Aquele profissional de saúde disse ter quase 2.000 utentes inscritos na sua lista do centro de saúde, incluindo “muitas pessoas acamadas, idosas e com problemas terríveis”. “Curiosamente não houve uma única pessoa até hoje que me tocasse no assunto, nem tampouco que me viesse perguntar o que era. Isto vale o que vale, mas quer dizer alguma coisa”, testemunhou.
“Será que este assunto é mesmo importante para as pessoas, de maneira a imporem este tema à sociedade? Ou é a sociedade que o impõe às pessoas? Não será a sociedade, carregada por esta falta de valores, que impõe às pessoas todos estes movimentos?”, questionou, lembrando outros temas como o do aborto ou a adoção de crianças por homossexuais.
“Não seria mais lógico e importante a sociedade preocupar-se em tentar saber os motivos que levam as pessoas a dizer que querem morrer para ir ao encontro dos seus verdadeiros problemas? Não seria mais importante fazer-se uma análise para ir ao encontro das necessidades e dos problemas das pessoas em vez de estar a tentar passar a mensagem de que a única coisa que há a fazer é a morte?”, prosseguiu, considerando que “estes movimentos não aparecem por acaso”. “É preciso haver um terreno fértil para que estes ventos de mudança possam penetrar”, alertou, convidando a ler o livro, cujo prefácio assina e que considerou “um hino à vida”, para “ajudar perceber o que é que está por detrás disto tudo e quais são os objetivos”.

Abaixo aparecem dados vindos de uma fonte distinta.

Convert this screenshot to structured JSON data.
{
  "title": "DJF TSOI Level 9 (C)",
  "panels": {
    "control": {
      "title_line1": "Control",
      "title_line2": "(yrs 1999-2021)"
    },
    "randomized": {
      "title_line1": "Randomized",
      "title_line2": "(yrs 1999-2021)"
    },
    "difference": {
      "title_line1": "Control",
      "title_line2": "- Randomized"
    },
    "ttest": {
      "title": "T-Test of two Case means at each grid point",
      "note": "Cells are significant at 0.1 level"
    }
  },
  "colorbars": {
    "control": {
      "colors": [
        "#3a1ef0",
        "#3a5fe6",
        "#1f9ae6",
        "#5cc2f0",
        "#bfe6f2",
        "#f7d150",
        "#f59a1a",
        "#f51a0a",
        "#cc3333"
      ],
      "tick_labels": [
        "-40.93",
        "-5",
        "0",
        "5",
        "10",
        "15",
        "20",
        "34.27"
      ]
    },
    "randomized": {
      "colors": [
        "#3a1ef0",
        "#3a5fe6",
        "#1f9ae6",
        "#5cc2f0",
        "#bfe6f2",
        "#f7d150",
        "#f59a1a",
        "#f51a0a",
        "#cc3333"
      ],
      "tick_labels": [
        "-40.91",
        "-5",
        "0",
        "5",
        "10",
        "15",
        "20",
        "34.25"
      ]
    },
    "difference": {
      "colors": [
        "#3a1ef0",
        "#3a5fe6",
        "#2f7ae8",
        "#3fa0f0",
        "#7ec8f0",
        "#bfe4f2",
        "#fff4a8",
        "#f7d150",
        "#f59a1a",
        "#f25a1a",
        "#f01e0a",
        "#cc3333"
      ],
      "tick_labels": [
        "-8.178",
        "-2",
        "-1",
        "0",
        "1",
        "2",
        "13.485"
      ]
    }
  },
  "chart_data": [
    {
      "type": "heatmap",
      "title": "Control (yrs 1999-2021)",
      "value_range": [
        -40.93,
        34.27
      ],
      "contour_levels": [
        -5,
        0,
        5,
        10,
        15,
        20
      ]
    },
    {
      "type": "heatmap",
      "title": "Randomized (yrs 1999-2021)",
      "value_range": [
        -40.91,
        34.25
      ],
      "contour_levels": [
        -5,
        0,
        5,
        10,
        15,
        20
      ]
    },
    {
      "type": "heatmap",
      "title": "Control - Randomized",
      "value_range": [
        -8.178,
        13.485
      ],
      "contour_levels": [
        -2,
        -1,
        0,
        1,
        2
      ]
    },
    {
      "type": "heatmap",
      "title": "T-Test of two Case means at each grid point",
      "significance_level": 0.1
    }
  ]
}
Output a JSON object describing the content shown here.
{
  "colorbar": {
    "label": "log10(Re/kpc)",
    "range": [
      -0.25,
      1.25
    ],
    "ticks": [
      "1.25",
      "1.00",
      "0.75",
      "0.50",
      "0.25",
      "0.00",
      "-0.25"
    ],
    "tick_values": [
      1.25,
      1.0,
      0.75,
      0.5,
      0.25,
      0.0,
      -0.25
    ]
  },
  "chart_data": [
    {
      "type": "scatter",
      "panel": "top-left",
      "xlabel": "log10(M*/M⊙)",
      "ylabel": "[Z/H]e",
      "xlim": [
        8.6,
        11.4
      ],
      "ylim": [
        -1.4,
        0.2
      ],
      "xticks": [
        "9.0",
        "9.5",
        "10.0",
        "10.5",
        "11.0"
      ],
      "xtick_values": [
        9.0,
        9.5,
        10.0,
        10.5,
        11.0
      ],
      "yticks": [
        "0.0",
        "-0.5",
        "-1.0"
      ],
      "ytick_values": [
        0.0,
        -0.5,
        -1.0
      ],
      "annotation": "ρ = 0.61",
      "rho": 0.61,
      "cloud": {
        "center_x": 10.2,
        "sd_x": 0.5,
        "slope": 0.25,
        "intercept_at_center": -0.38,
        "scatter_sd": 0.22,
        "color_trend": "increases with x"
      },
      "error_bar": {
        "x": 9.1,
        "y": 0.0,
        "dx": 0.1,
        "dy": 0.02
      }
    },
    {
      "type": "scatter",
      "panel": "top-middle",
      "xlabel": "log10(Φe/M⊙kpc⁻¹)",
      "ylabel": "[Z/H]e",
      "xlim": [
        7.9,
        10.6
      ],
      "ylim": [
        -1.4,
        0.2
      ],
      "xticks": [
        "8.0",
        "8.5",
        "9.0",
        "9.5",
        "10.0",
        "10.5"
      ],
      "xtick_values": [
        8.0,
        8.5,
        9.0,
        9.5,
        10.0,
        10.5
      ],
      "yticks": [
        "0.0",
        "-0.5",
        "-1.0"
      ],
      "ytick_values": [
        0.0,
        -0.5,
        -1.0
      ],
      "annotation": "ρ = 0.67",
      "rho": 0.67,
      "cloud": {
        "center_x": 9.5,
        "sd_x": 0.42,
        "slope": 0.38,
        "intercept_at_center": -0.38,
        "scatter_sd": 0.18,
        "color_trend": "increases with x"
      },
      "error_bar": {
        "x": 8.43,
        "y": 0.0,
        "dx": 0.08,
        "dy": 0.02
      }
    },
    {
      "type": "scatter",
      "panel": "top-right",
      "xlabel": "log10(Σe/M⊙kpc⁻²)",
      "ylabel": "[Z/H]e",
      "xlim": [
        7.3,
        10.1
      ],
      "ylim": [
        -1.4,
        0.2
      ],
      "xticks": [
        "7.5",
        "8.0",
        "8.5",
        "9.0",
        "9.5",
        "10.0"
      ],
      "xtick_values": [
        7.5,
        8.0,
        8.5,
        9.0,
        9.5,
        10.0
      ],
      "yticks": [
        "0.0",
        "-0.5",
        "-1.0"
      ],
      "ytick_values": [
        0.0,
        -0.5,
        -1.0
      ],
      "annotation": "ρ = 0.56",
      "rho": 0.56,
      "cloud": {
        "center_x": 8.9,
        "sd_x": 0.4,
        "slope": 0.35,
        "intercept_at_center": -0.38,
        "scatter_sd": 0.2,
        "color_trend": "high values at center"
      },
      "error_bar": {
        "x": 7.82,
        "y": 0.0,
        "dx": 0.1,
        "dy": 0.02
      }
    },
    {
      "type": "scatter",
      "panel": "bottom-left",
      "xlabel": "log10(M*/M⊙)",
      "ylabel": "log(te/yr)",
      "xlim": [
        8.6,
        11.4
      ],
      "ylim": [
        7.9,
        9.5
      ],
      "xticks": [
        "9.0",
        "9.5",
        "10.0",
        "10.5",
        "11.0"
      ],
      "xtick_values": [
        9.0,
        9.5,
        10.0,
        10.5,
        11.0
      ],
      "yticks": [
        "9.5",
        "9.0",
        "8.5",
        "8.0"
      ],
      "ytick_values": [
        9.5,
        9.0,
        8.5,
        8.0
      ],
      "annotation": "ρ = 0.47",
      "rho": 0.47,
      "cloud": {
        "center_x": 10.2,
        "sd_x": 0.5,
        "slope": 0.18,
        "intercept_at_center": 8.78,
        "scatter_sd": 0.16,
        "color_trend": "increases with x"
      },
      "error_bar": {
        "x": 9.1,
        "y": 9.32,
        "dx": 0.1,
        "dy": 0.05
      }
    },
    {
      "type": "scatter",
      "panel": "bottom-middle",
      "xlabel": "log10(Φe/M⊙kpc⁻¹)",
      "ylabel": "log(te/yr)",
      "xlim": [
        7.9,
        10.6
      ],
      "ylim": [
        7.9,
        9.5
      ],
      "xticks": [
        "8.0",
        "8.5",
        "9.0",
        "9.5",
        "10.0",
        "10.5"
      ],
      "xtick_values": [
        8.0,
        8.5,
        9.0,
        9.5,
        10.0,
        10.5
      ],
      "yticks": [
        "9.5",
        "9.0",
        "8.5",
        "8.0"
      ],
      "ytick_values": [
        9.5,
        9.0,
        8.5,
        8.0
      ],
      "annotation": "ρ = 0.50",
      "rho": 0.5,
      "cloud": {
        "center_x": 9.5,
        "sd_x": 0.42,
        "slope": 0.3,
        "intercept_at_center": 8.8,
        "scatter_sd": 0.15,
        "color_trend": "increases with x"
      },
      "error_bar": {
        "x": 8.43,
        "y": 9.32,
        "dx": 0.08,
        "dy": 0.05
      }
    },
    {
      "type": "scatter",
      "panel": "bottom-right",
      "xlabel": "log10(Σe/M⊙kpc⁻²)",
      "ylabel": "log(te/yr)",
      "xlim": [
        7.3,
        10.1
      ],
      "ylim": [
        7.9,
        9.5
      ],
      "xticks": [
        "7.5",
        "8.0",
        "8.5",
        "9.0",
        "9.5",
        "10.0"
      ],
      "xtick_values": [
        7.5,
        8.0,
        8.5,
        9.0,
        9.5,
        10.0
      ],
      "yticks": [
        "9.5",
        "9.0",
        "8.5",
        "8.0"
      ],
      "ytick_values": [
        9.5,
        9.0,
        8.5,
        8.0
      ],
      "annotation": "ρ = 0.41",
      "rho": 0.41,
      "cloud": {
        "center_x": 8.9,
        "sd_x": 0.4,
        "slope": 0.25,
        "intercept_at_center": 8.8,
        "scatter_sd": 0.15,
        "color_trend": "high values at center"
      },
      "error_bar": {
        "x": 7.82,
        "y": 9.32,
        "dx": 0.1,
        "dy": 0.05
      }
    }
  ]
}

Neste sentido desafiou a sociedade a “abordar o problema da família, indo ao encontro do sofrimento psíquico das pessoas, e a falar nos cuidados paliativos e na investigação da ciência”. “Se a sociedade não olhar para estes aspetos, estamos a criar todas as possibilidades a que surjam estas tempestades que, de vez em quando, temos de suportar”, advertiu, considerando que, na maioria dos casos, as reportagens sobre a eutanásia são feitas “com uma determinada orientação” para levar as pessoas a pensar que o melhor é aceitá-la.

Citando o escritor e filósofo francês François René de Chateaubriand, constatou que “outrora a velhice era uma dignidade” e que “hoje é um peso”. “E o pior é que as pessoas se sentem mesmo um peso, um fado pesado para a família e para os amigos. E essa sensação, esse complexo de inutilidade, pode levar à angústia e desespero e a pessoa em desespero fica sensível a tudo aquilo que lhe possam meter na cabeça”, lamentou, acrescentando que “no Oriente não é assim”. “O velho com a sua experiência e sabedoria é uma mais-valia, é alguém à volta de quem toda a sociedade se revê”, acrescentou, aludindo à necessidade de a sociedade se “mobilizar em torno do problema da família”.
Aquele médico católico fundamentou ainda a rejeição da eutanásia em dois aspetos. “As verdadeiras maravilhas da medicina até aos nossos dias em nome da vida e tudo aquilo que é preciso fazer para a preservar. Destes dois aspetos nascem as razões pelas quais não podemos, de maneira nenhuma, aceitar a eutanásia”, frisou.
Neste sentido lembrou os “avanços da medicina” e da “biologia molecular” e as suas consequências no incremento do tempo e da qualidade de vida. “Hoje a medicina tem uma série de respostas que antigamente não tinha, de modo a que o prognóstico do cancro hoje anda à volta de 80% em alguns casos”, destacou, lembrando que a preservação da vida tem de continuar com a investigação e o investimento em áreas como os cuidados paliativos ou na preservação das células estaminais.